Securing Sensitive Data

So, how can we effectively shield API keys and other sensitive data in languages like Python when collaborating on GitHub? The solution is straightforward. We need to establish a configuration file to store the required code for accessing our API keys (and other sensitive information). This file should be included in our code files when necessary but excluded from version control using a `.gitignore` file. This way, the application can function as expected while ensuring that sensitive credentials remain safe, preventing their exposure on GitHub.

Continuing our previous example, we'll create a separate code file named `config.py` to store our API key. Then, we modify the relevant lines in `app.py` to fetch the API key from `config.py,` as indicated in the modified code below:

# config.py

api_key = "12abc3d45ef6789012345g6789h0ij12"

# app.py

import config

function = "TIME_SERIES_DAILY"

symbol = "MSFT"

base_url = "https://www.alphavantage.co/query?"

final_url = base_url + "function=" + function + "&symbol=" + symbol + "&apikey=" + config.api_key

To ensure `config.py` doesn't end up on GitHub, we need to add it to the `.gitignore` file:

# .gitignore

config.py

Only `app.py` and `.gitignore` will be uploaded to the public repository when pushing to GitHub. Consequently, the sensitive information in `config.py` will remain confidential and secure.

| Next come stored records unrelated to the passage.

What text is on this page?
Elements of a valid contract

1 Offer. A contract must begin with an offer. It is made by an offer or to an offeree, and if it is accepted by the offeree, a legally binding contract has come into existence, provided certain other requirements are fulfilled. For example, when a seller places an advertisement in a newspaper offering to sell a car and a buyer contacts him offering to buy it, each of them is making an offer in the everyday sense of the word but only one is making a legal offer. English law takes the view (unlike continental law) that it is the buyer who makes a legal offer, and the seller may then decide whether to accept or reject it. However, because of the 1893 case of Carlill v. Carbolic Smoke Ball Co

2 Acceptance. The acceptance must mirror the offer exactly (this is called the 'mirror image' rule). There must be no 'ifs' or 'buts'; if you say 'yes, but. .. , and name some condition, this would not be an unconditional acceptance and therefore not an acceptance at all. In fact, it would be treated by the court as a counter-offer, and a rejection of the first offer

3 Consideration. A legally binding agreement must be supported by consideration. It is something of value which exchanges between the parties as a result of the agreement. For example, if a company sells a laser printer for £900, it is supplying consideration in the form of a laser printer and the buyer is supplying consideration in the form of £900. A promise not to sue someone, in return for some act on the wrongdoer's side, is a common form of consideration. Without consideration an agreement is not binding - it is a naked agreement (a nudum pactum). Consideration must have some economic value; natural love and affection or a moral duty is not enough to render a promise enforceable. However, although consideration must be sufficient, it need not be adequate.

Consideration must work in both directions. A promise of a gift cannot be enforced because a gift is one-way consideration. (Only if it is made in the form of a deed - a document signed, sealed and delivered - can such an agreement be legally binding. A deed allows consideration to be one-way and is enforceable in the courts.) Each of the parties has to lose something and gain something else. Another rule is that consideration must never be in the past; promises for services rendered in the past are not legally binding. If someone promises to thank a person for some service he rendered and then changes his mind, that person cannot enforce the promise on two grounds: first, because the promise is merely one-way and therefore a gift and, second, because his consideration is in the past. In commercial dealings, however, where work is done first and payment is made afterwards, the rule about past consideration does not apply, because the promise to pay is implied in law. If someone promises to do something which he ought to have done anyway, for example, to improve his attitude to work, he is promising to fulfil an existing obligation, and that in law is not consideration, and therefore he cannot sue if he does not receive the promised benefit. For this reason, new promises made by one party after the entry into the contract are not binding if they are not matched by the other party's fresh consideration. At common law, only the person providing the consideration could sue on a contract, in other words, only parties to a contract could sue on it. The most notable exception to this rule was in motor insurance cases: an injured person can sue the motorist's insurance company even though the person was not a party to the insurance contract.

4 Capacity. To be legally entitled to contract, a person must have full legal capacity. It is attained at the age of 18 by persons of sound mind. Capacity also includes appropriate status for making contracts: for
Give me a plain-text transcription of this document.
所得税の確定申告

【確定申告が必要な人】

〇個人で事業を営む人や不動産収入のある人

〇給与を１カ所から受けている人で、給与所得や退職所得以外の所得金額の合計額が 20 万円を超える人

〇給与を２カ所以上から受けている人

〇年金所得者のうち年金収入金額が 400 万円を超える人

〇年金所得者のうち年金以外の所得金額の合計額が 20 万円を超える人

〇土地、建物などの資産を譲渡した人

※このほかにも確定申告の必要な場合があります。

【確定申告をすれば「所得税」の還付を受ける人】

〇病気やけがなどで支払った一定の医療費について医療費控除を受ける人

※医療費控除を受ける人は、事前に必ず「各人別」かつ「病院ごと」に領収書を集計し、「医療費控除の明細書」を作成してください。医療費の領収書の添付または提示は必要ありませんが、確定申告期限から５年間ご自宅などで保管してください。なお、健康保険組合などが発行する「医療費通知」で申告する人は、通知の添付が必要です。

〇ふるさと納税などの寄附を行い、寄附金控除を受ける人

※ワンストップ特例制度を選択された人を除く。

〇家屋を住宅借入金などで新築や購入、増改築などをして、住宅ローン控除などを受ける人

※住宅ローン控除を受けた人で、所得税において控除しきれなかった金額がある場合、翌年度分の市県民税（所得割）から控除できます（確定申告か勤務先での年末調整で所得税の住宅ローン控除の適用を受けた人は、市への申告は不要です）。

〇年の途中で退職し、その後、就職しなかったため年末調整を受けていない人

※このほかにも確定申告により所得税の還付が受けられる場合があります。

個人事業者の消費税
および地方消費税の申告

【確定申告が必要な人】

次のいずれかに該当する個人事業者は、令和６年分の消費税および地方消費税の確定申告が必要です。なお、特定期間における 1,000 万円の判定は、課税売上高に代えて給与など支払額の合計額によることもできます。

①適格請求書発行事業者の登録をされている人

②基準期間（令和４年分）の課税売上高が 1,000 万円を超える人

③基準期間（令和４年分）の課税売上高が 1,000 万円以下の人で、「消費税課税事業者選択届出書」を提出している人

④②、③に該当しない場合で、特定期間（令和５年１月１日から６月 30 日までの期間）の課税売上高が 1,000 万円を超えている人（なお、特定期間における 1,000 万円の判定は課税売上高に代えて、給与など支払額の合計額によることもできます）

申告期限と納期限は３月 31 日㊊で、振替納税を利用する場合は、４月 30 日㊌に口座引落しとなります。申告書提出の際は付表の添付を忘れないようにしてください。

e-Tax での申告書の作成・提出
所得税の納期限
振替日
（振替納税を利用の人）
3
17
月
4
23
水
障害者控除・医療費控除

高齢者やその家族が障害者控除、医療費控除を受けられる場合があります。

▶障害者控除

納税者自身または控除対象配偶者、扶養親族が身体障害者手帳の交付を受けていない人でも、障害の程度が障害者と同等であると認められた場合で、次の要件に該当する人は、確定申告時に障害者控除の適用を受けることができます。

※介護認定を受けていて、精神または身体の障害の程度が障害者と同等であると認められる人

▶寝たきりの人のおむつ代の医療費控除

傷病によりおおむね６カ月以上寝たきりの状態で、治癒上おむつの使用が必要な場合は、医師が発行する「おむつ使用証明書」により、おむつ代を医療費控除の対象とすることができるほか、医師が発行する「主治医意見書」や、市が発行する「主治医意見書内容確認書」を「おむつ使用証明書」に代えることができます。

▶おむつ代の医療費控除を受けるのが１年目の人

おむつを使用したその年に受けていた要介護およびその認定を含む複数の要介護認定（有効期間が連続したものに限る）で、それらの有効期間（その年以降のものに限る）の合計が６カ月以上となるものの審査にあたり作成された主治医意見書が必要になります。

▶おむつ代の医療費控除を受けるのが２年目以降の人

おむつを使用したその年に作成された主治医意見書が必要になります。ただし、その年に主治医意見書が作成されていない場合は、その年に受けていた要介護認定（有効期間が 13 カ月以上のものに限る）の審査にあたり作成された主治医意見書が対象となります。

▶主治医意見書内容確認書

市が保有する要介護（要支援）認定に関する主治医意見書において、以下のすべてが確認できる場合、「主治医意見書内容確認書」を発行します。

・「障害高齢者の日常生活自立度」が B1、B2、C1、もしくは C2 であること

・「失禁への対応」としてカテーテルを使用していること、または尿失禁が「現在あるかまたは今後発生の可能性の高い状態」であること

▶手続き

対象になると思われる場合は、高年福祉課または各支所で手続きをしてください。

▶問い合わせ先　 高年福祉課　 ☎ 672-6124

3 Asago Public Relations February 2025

Removing Previously Pushed Sensitive Data

If you have unintentionally pushed sensitive data to a GitHub repository in the past, it's crucial to remove it immediately. GitHub provides a guide on how to remove such data effectively. Please refer to that guide for instructions on rectifying the issue.

Conclusion

Although it may appear simple, this practice is a powerful approach when handling credentials. Best practices dictate that secure credentials should not be directly assigned to variables unless the file is excluded from version control. Depending on your organization's standards, applying this methodology to self-hosted version control may also be beneficial. Regardless of where version control is hosted (local or cloud-based), it's essential to know precisely where sensitive credentials are stored and avoid pushing them to version control. By following these steps, you can safeguard your API keys and prevent the inadvertent disclosure of sensitive data.